Капитаны ищут путь - Юрий Владимирович Давыдов
СОЛНЕЧНЫЙ АРХИПЕЛАГ
Обстоятельно, строго вел Коцебу журнал путешествия. Течения и ветры, характер дна и глубины, приливы и отливы, все, что могло быть полезно другим мореплавателям, заносил он на страницы журнала. Точность записей считал он святой обязанностью. Но сильно ошибся бы тот, кто решил, что все мысли и чувства, обуревавшие капитана, записывались им на журнальные листы. Было и такое, с чем он оставался наедине с самим собой. Так, ни словом не обмолвился капитан о том, что бродило в его душе, когда «Рюрик» приближался к архипелагу солнечных островов.
Те острова звались Сандвичевыми. Они протянулись с северо-запада на юго-восток у северного края тропической зоны Тихого океана. При имени «Сандвичевы острова» каждого морехода тотчас осеняла мысль о судьбе Джемса Кука. Для Коцебу она имела особое значение…
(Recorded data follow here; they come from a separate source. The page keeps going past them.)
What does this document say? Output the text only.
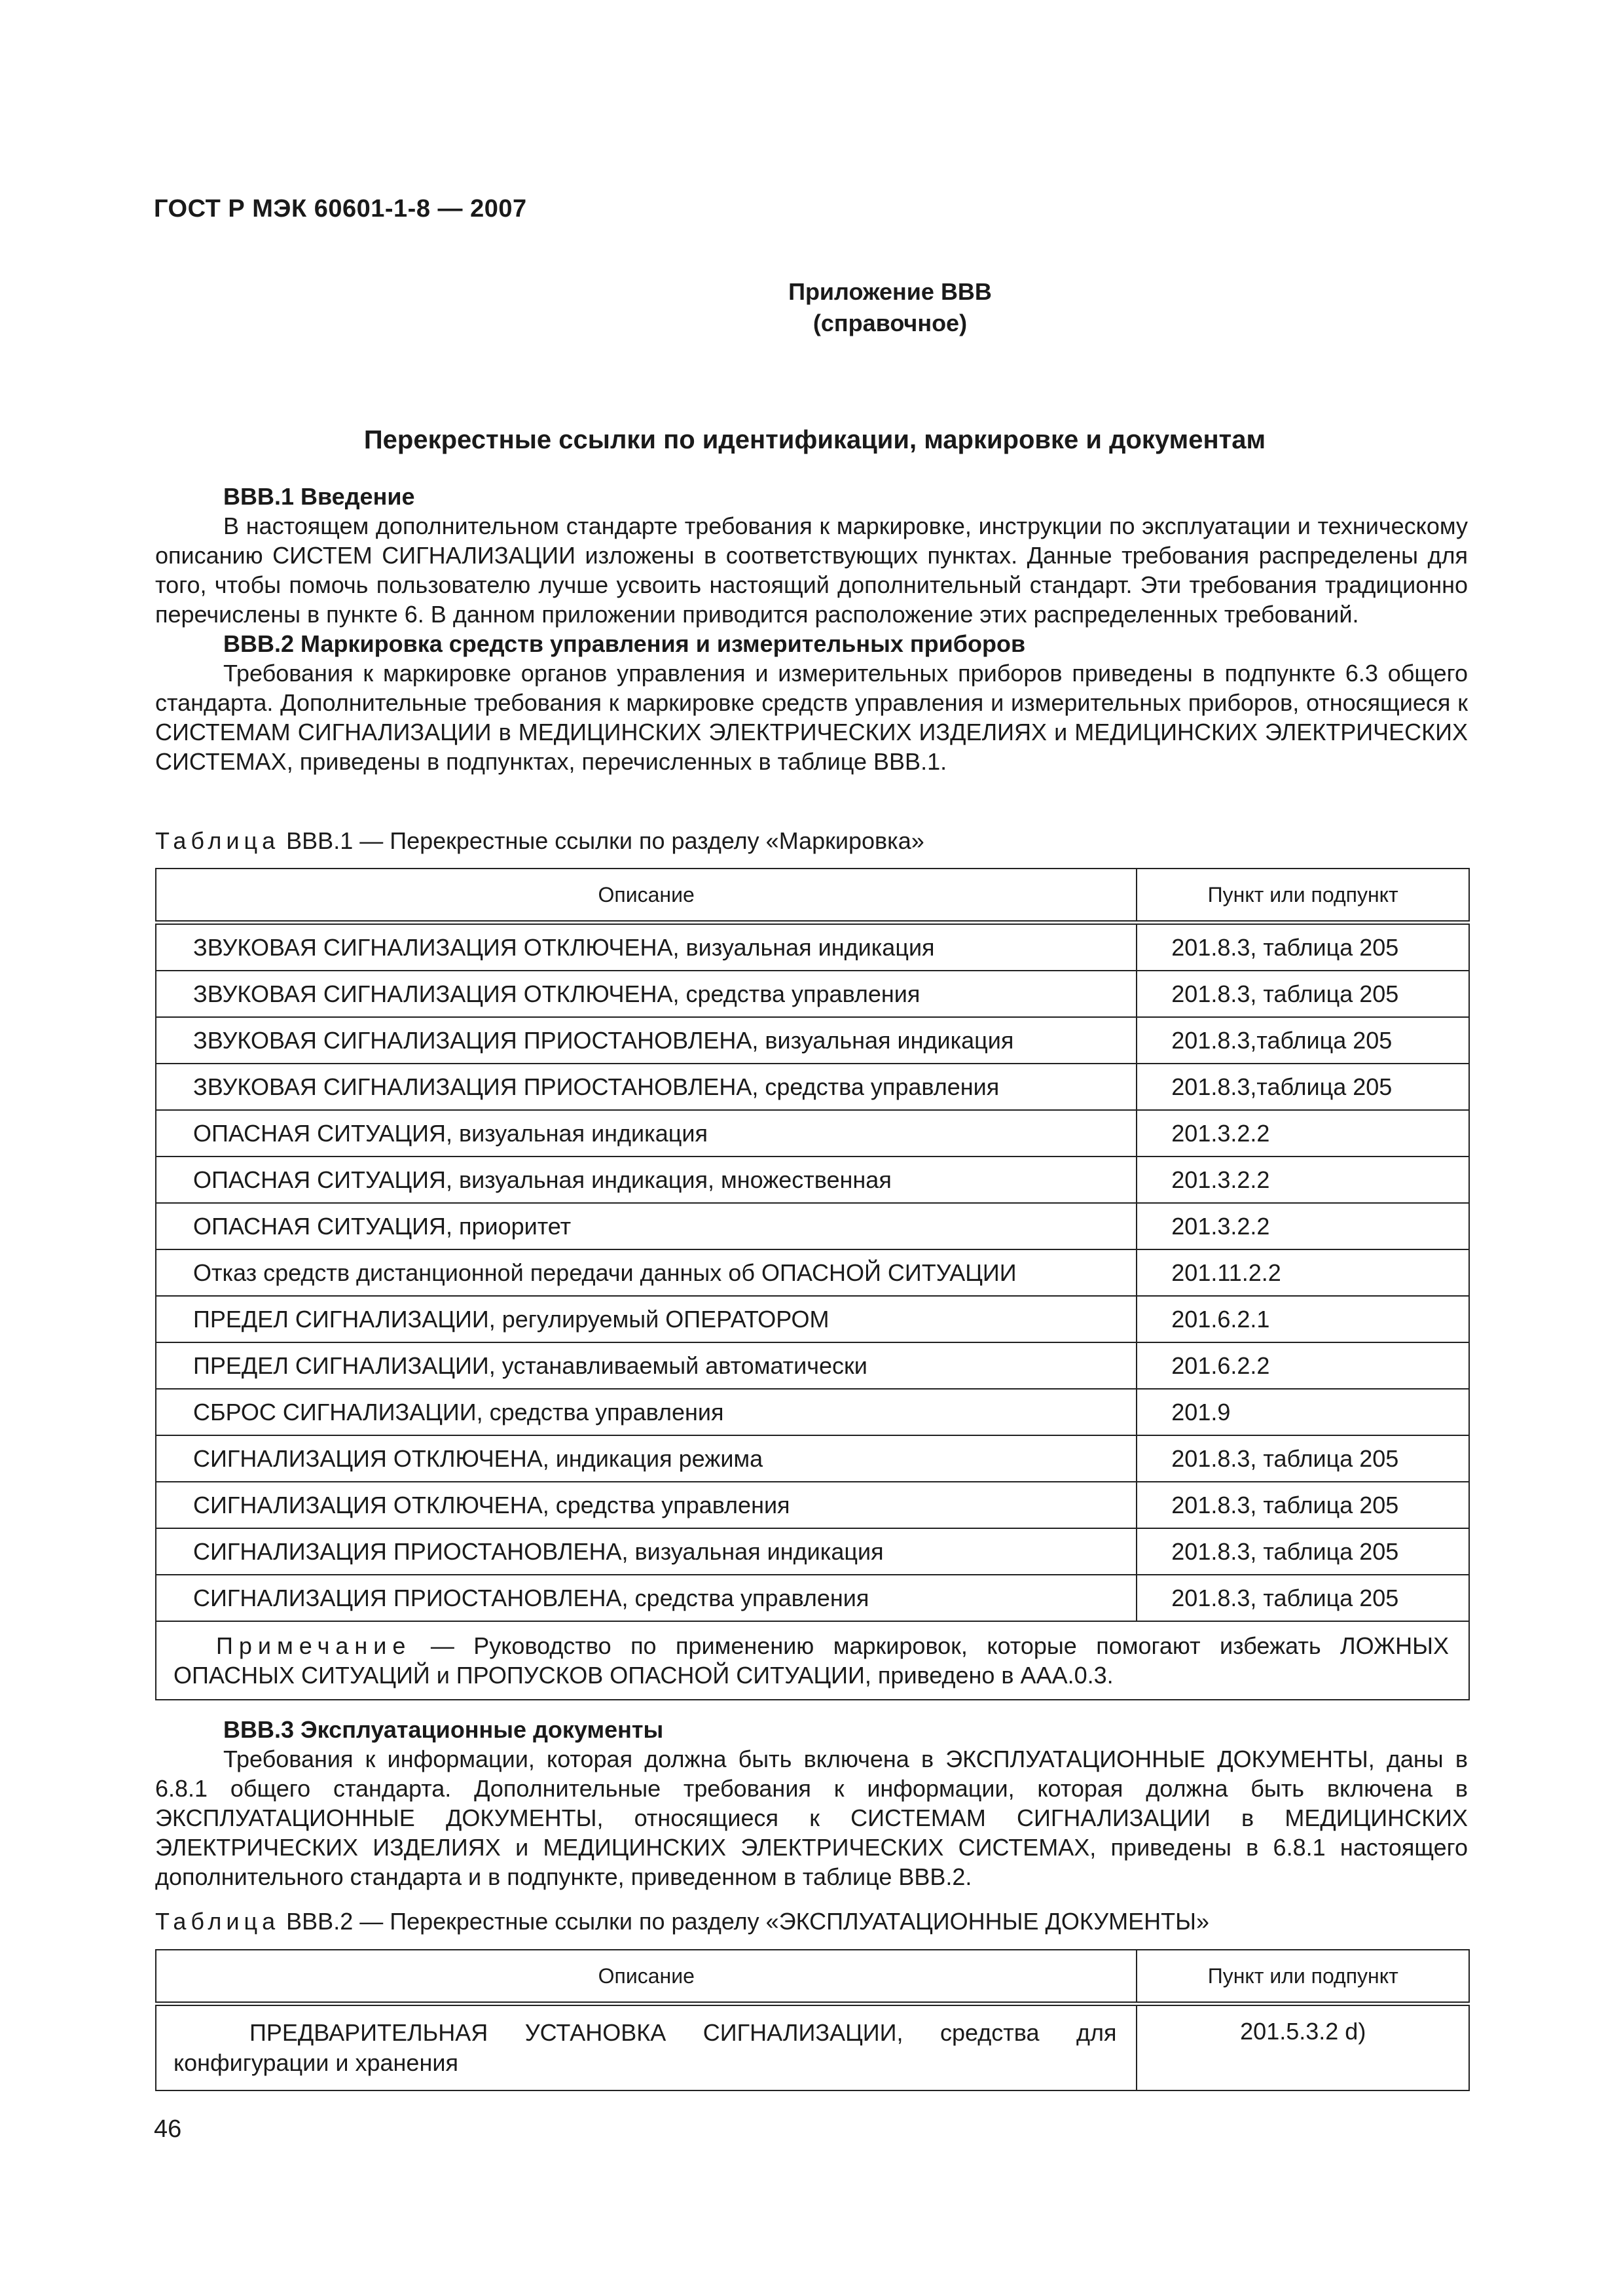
ГОСТ Р МЭК 60601-1-8 — 2007
Приложение ВВВ
(справочное)
Перекрестные ссылки по идентификации, маркировке и документам
ВВВ.1 Введение
В настоящем дополнительном стандарте требования к маркировке, инструкции по эксплуатации и техническому описанию СИСТЕМ СИГНАЛИЗАЦИИ изложены в соответствующих пунктах. Данные требования распределены для того, чтобы помочь пользователю лучше усвоить настоящий дополнительный стандарт. Эти требования традиционно перечислены в пункте 6. В данном приложении приводится расположение этих распределенных требований.
ВВВ.2 Маркировка средств управления и измерительных приборов
Требования к маркировке органов управления и измерительных приборов приведены в подпункте 6.3 общего стандарта. Дополнительные требования к маркировке средств управления и измерительных приборов, относящиеся к СИСТЕМАМ СИГНАЛИЗАЦИИ в МЕДИЦИНСКИХ ЭЛЕКТРИЧЕСКИХ ИЗДЕЛИЯХ и МЕДИЦИНСКИХ ЭЛЕКТРИЧЕСКИХ СИСТЕМАХ, приведены в подпунктах, перечисленных в таблице ВВВ.1.
Таблица ВВВ.1 — Перекрестные ссылки по разделу «Маркировка»
Описание	Пункт или подпункт
ЗВУКОВАЯ СИГНАЛИЗАЦИЯ ОТКЛЮЧЕНА, визуальная индикация	201.8.3, таблица 205
ЗВУКОВАЯ СИГНАЛИЗАЦИЯ ОТКЛЮЧЕНА, средства управления	201.8.3, таблица 205
ЗВУКОВАЯ СИГНАЛИЗАЦИЯ ПРИОСТАНОВЛЕНА, визуальная индикация	201.8.3,таблица 205
ЗВУКОВАЯ СИГНАЛИЗАЦИЯ ПРИОСТАНОВЛЕНА, средства управления	201.8.3,таблица 205
ОПАСНАЯ СИТУАЦИЯ, визуальная индикация	201.3.2.2
ОПАСНАЯ СИТУАЦИЯ, визуальная индикация, множественная	201.3.2.2
ОПАСНАЯ СИТУАЦИЯ, приоритет	201.3.2.2
Отказ средств дистанционной передачи данных об ОПАСНОЙ СИТУАЦИИ	201.11.2.2
ПРЕДЕЛ СИГНАЛИЗАЦИИ, регулируемый ОПЕРАТОРОМ	201.6.2.1
ПРЕДЕЛ СИГНАЛИЗАЦИИ, устанавливаемый автоматически	201.6.2.2
СБРОС СИГНАЛИЗАЦИИ, средства управления	201.9
СИГНАЛИЗАЦИЯ ОТКЛЮЧЕНА, индикация режима	201.8.3, таблица 205
СИГНАЛИЗАЦИЯ ОТКЛЮЧЕНА, средства управления	201.8.3, таблица 205
СИГНАЛИЗАЦИЯ ПРИОСТАНОВЛЕНА, визуальная индикация	201.8.3, таблица 205
СИГНАЛИЗАЦИЯ ПРИОСТАНОВЛЕНА, средства управления	201.8.3, таблица 205
Примечание — Руководство по применению маркировок, которые помогают избежать ЛОЖНЫХ ОПАСНЫХ СИТУАЦИЙ и ПРОПУСКОВ ОПАСНОЙ СИТУАЦИИ, приведено в ААА.0.3.	
ВВВ.3 Эксплуатационные документы
Требования к информации, которая должна быть включена в ЭКСПЛУАТАЦИОННЫЕ ДОКУМЕНТЫ, даны в 6.8.1 общего стандарта. Дополнительные требования к информации, которая должна быть включена в ЭКСПЛУАТАЦИОННЫЕ ДОКУМЕНТЫ, относящиеся к СИСТЕМАМ СИГНАЛИЗАЦИИ в МЕДИЦИНСКИХ ЭЛЕКТРИЧЕСКИХ ИЗДЕЛИЯХ и МЕДИЦИНСКИХ ЭЛЕКТРИЧЕСКИХ СИСТЕМАХ, приведены в 6.8.1 настоящего дополнительного стандарта и в подпункте, приведенном в таблице ВВВ.2.
Таблица ВВВ.2 — Перекрестные ссылки по разделу «ЭКСПЛУАТАЦИОННЫЕ ДОКУМЕНТЫ»
Описание	Пункт или подпункт
ПРЕДВАРИТЕЛЬНАЯ УСТАНОВКА СИГНАЛИЗАЦИИ, средства для конфигурации и хранения	201.5.3.2 d)
46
Джемс Кук был замыкающим в героическом ряду мореплавателей, штурмовавших на протяжении веков Северо-Западный проход. Отто Коцебу, волею Румянцева и Крузенштерна, был первым, кто возобновил эту борьбу после долголетнего перерыва. Джемс Кук открыл архипелаг в 1778 году и дал ему имя тогдашнего лорда адмиралтейства графа Сандвича; после неудачного плавания на севере Кук вернулся к берегам архипелага. Коцебу шел к ним после натиска на тихоокеанское начало Северо-Западного прохода. Он шел к Сандвичевым островам с тем же, что и Кук, замыслом: плавать зимние месяцы на юге, а потом вновь поворотить на север.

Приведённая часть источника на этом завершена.